World Hepatitis Day is observed annually on July 28th, the birthday of Dr. BaruchBlumberg (1925–2011) who discovered the hepatitis B virus in 1967, and 2 years later, developed the first hepatitis B vaccine. Viral hepatitis affects millions of people worldwide, causing more than one million deaths each year. Organizations across the globe, including the World Health Organization and the Centers for Disease Control and Prevention (CDC) recognize World Hepatitis Day as an opportunity to educate and raise awareness about viral hepatitis. This year’s theme of World Hepatitis Day is to Find the Missing Millions.

The CDC estimates that there are 2.4 million people living with Hepatitis C and about 50% of these individuals do not know they are infected. Hepatitis A and B are preventable through vaccination, but there is no vaccine for Hepatitis C. People with chronic hepatitis C can live for years without symptoms or feeling sick and left untreated, it can cause liver disease, liver cancer, and even death. Hepatitis C is curable and for most people it involves taking oral medications for 8-12 weeks and cures over 90% of people with few side effects.

To help address the impact of Hepatitis C in Western North Carolina, CareReach operates a bridge counseling program that links individuals to medical care for treatment and to community resources that support an individual’s overall health and wellness. Bridge counselors are available in several counties throughout NC, including five counselors across the western part of the state. We are fortunate to have Michelle Goyeau, LCSW, LCAS, as the Bridge Counselor at CareReach.

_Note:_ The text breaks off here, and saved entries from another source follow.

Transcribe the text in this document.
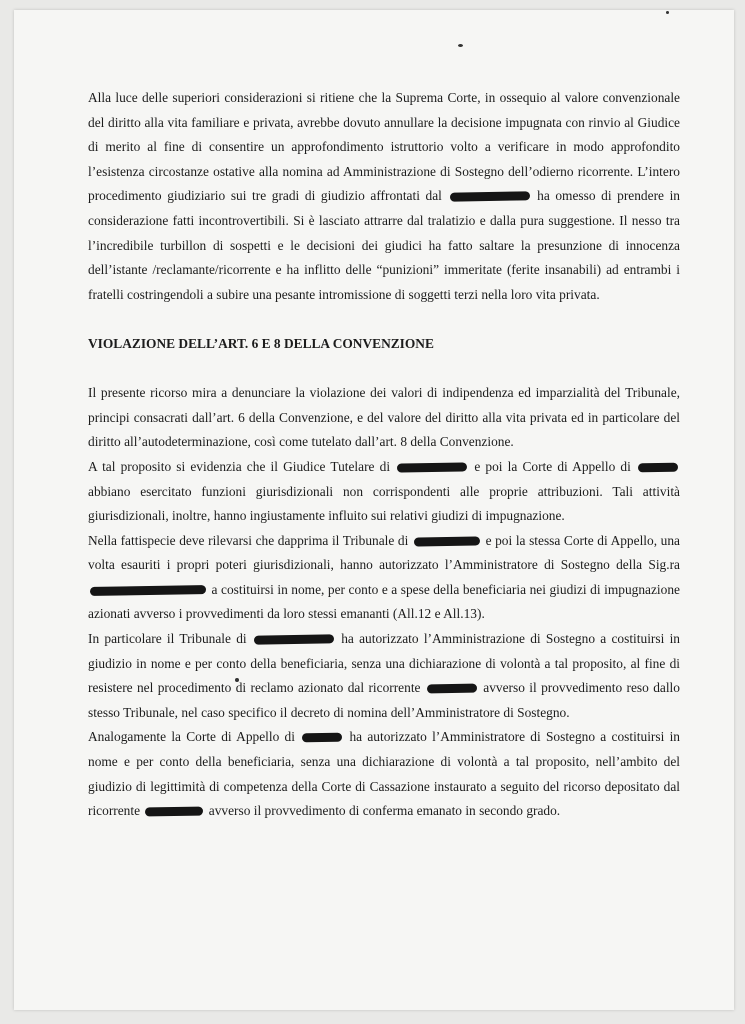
Alla luce delle superiori considerazioni si ritiene che la Suprema Corte, in ossequio al valore convenzionale del diritto alla vita familiare e privata, avrebbe dovuto annullare la decisione impugnata con rinvio al Giudice di merito al fine di consentire un approfondimento istruttorio volto a verificare in modo approfondito l’esistenza circostanze ostative alla nomina ad Amministrazione di Sostegno dell’odierno ricorrente. L’intero procedimento giudiziario sui tre gradi di giudizio affrontati dal	ha omesso di prendere in considerazione fatti incontrovertibili. Si è lasciato attrarre dal tralatizio e dalla pura suggestione. Il nesso tra l’incredibile turbillon di sospetti e le decisioni dei giudici ha fatto saltare la presunzione di innocenza dell’istante /reclamante/ricorrente e ha inflitto delle “punizioni” immeritate (ferite insanabili) ad entrambi i fratelli costringendoli a subire una pesante intromissione di soggetti terzi nella loro vita privata.

VIOLAZIONE DELL’ART. 6 E 8 DELLA CONVENZIONE

Il presente ricorso mira a denunciare la violazione dei valori di indipendenza ed imparzialità del Tribunale, principi consacrati dall’art. 6 della Convenzione, e del valore del diritto alla vita privata ed in particolare del diritto all’autodeterminazione, così come tutelato dall’art. 8 della Convenzione.

A tal proposito si evidenzia che il Giudice Tutelare di	e poi la Corte di Appello di  abbiano esercitato funzioni giurisdizionali non corrispondenti alle proprie attribuzioni. Tali attività giurisdizionali, inoltre, hanno ingiustamente influito sui relativi giudizi di impugnazione.

Nella fattispecie deve rilevarsi che dapprima il Tribunale di	e poi la stessa Corte di Appello, una volta esauriti i propri poteri giurisdizionali, hanno autorizzato l’Amministratore di Sostegno della Sig.ra  a costituirsi in nome, per conto e a spese della beneficiaria nei giudizi di impugnazione azionati avverso i provvedimenti da loro stessi emananti (All.12 e All.13).

In particolare il Tribunale di	ha autorizzato l’Amministrazione di Sostegno a costituirsi in giudizio in nome e per conto della beneficiaria, senza una dichiarazione di volontà a tal proposito, al fine di resistere nel procedimento di reclamo azionato dal ricorrente	avverso il provvedimento reso dallo stesso Tribunale, nel caso specifico il decreto di nomina dell’Amministratore di Sostegno.

Analogamente la Corte di Appello di	ha autorizzato l’Amministratore di Sostegno a costituirsi in nome e per conto della beneficiaria, senza una dichiarazione di volontà a tal proposito, nell’ambito del giudizio di legittimità di competenza della Corte di Cassazione instaurato a seguito del ricorso depositato dal ricorrente	avverso il provvedimento di conferma emanato in secondo grado.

Initially funded by the NC Division of Public Health, the Buncombe County Department of Health and Human Services assumed support of the program in 2019 and CareReach is pleased to announce the continued funding of the program for FY 2020-2021.

Since the inception of the program in December 2017, a total of 304 individuals have been referred to Bridge Counseling. More than 50% (168) of individuals responded to outreach and chose to enroll in the program.Through June 30th, 2020, 68 individuals have completed treatment, and 45 individuals have completed their 12-week post treatment lab work and have been cured of Hepatitis C.

CareReach is also proud to announce another facet of our work improving care for individuals with Hepatitis C. Sarah Hensley, a peer support specialist with the McDowell Impact program, works with individuals in recovery who have been diagnosed with an infectious disease. She has recently been accepted to a peer advocacy program called Hepatitis Ambassadors for Change where she will have access to further harm reduction training, participate in advocacy efforts and receive certification as a trainer on Hepatitis-related topics.

On World Hepatitis Day, and every other, CareReach is honored to be part of the effort to improve care and health outcomes for individuals living with, and treating, Hepatitis C.